The London group also screened hippocampus and neocortex with p62 and TDP-43. Similar to their previous report, all C9 cases also had abundant unusual “star”-shaped inclusions in the hippocampal pyramidal layer, and to a lesser extent in frontal and temporal cortex, along with occasional NIIs in both regions, that were p62 positive and mostly negative for TDP-43 [13]. The Mayo group used ubiquitin on cerebellum, but not on hippocampus or neo-cortex, and therefore did not report these inclusions.
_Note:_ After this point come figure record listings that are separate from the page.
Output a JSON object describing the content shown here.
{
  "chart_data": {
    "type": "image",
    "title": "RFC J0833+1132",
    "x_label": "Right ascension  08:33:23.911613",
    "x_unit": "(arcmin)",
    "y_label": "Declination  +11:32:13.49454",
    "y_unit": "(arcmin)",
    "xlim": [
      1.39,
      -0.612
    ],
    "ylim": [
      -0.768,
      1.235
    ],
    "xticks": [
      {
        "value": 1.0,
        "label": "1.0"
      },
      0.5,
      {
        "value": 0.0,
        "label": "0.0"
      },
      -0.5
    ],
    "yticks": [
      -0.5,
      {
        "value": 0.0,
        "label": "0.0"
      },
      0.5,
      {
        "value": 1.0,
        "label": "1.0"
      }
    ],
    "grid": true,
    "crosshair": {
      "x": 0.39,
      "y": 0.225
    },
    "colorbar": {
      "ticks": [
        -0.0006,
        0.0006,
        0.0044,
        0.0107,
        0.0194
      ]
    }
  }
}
Presumably, the star-shaped inclusions, like the cerebellar inclusions, are also positive with ubiquitin, although it has been reported that p62 is incorporated into inclusions before ubiquitin [15]. In C9 cases, this remains undetermined, since it appears that in their previous report the London group used both p62 and ubiquitin in the cerebellum but only p62 in the hippocampus and cortex [13]. Importantly, the Kings College group previously reported that the star-shaped and cerebellar granular neuron inclusions were negative for neurofilament, alpha-internexin, and FUS, and their current paper adds optineurin and the C9ORF72 protein to this list [1, 13].

On the other hand, the Mayo group found fine granular TDP-43 positivity in hippocampal CA2–CA4 regions, which they call “synaptic” labeling, and fine TDP-43 positive neurites predominantly in CA1. Although the Kings College group described very occasional p62 positive dystrophic neurites in the hippocampus in 9 of 14 cases, 5 of which had occasional TDP positivity, it appears that they did not find the same fine neurites in CA1 and synaptic labeling in CA2–4 with TDP-43 immunohistochemistry. This may be due to differences in immunostaining protocols, as TDP-43 results vary greatly, depending mostly on the antigen retrieval methodology.

The p62+/TDP-inclusions in the cerebellar granular layer, hippocampal pyramidal neurons, and neocortex signify that there is an as yet undiscovered protein involved in c9FTD/ALS. Likely suspects, neurofilament, alpha-internexin, and FUS, were previously excluded, and now optineurin and C9ORF72 are also excluded [1, 13]. At the rapid rate new knowledge is currently learned in this field, it will likely soon be identified. What will the identity of this new protein reveal about the molecular process underlying FTLD and ALS? The proteins involved in both ALS and FTLD now include ubiquitin, p62, TDP-43, FUS, ubiquilin2, and VCP. Ubiquitin, ubiquilin2, p62, and VCP are involved in ubiquitin-mediated protein degradation and TDP-43 and FUS bind to DNA, RNA, and protein and are involved in exon skipping, gene and splicing regulation, and transcription repression [7, 10, 14, 16, 18, 22]. Mutations in p62, also known as sequestosome 1, were recently reported in familial and sporadic ALS [9]. While the function of the C9ORF72 protein is unknown, the fact that the mutation is in an intron adds C9FTD/ALS to the class of noncoding repeat expansion disorders that include myotonic dystrophies DM1 and DM2, fragile-X-associated tremor/ataxia syndrome FXTAS, and several spinocerebellar ataxias (SCA8, SCA10, SCA31, SCA36) [8]. Abnormal RNA metabolism has been suggested in both ALS and FTD and the presence of RNA nuclear foci in C9FTD/ALS brains suggests that alternative mRNA splicing is dysregulated. RNA misprocessing may be the underlying mechanism in the pathogenesis of C9FTD/ALS, and understanding this mechanism can lead to new therapeutic targets [4, 8]. New findings, such as the clinical and pathologic details of C9FTD/ALS presented in the two papers featured in this issue of Acta Neuropathologica, reveal the increasing complexity of the overlap between FTD and ALS [1, 17].